Archiv für März 2015

Erwerbsregel Nr. 146

„Verkaufe nicht das Steak, verkaufe das Brutzeln“

Früher mußte ich darüber noch lachen. Denn natürlich kann man das Brutzeln viel öfter verkaufen als ein einzelnes Steak, nämlich ungefähr so lange, bis das Steak jenseits allen Brutzeln verkohlt ist. Insofern wirkt das ja eigentlich ganz amüsant und eigentlich sogar clever.

Inzwischen hat der Spruch aber von der Realität eine Konnotation erfahren, von der mir grundsätzlich schlecht wird.
Verkauft werden soll nicht mehr das Steak, oder das Brutzeln, sondern die Illusion, dass durch den Besitz von teils Steak, teils Brutzeln die ganze Hipness, Fitness, Glückseligkeit und Perfektion der Werbefiguren auch auf den (gehorsamen) Konsumenten abfärbt.

Aktuelle Spitze des Eisbergs war grade ’ne Werbung, die mich echt auf die falsche Fährte lockte. Viel Sound, Shazam ward auch erwähnt, aber eigentlich ging ’s angesichts von ungefähr einem Dutzend hipper junger musikalischen Menschen um ihre Hosen. Hoppla. Darauf wäre ich nicht gekommen.

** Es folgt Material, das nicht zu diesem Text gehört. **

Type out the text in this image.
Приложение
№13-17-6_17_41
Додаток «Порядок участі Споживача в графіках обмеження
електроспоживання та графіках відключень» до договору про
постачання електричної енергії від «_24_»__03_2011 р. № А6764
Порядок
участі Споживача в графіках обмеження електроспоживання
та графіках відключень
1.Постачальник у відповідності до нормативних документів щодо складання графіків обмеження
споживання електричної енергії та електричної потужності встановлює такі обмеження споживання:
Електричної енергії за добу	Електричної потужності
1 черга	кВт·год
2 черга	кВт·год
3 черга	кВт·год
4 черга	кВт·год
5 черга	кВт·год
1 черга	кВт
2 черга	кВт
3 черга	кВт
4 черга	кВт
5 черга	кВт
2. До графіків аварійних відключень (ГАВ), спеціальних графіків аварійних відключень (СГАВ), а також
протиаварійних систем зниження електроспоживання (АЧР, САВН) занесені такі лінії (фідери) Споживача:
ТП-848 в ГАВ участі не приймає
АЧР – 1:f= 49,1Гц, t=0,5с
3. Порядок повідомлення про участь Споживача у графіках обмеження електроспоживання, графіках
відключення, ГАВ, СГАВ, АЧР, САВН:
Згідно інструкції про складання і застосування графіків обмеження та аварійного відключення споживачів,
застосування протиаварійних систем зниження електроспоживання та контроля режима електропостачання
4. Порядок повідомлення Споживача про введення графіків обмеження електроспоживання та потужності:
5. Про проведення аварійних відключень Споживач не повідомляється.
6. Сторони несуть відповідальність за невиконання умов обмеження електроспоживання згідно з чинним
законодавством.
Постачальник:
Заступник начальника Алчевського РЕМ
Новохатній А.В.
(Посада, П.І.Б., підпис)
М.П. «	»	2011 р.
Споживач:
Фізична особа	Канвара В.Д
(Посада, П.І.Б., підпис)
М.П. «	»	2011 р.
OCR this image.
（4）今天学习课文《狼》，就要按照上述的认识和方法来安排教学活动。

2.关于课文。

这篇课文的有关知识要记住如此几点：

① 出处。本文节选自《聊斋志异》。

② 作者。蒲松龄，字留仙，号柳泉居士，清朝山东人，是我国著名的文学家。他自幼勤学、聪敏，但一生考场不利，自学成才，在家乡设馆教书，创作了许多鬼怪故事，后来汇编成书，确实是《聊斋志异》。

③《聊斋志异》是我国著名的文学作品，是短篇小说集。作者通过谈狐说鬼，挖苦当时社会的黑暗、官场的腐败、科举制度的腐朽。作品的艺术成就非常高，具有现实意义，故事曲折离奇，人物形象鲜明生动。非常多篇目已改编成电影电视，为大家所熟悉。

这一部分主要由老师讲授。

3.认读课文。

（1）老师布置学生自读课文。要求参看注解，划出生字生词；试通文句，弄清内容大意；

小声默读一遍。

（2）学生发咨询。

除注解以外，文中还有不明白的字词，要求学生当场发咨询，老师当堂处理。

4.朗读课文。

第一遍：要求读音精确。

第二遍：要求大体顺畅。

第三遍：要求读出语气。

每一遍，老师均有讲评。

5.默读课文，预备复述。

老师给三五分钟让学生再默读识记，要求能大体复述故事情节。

Nur Leute, Werbetreibende und euch vorhergehend noch viel dringender, Produktpfleger und -entwickler:
Ich will nicht dauernd eine neue Sorte Steak, ich will auch kein neues Brutzeln, und ich will erst recht kein Image. Ich will das kaufen können, was mir vorschwebt. Und mit solchem Bullshit kommt euer Kram sicher nicht auf meine Liste.

Fackeln und Mistgabeln

Es gibt ja immer mal wieder so Vorkommnisse, die die schmale Grenze zwischen dem ‚anständigen‘ Volk und einem auf besondere Weise herausragenden Abweichler besonders farbenprächtig herausstreichen.

Wieso ich grade heute auf das Thema komme, dürfte klar sein. Aber das Detail interessiert überhaupt nicht.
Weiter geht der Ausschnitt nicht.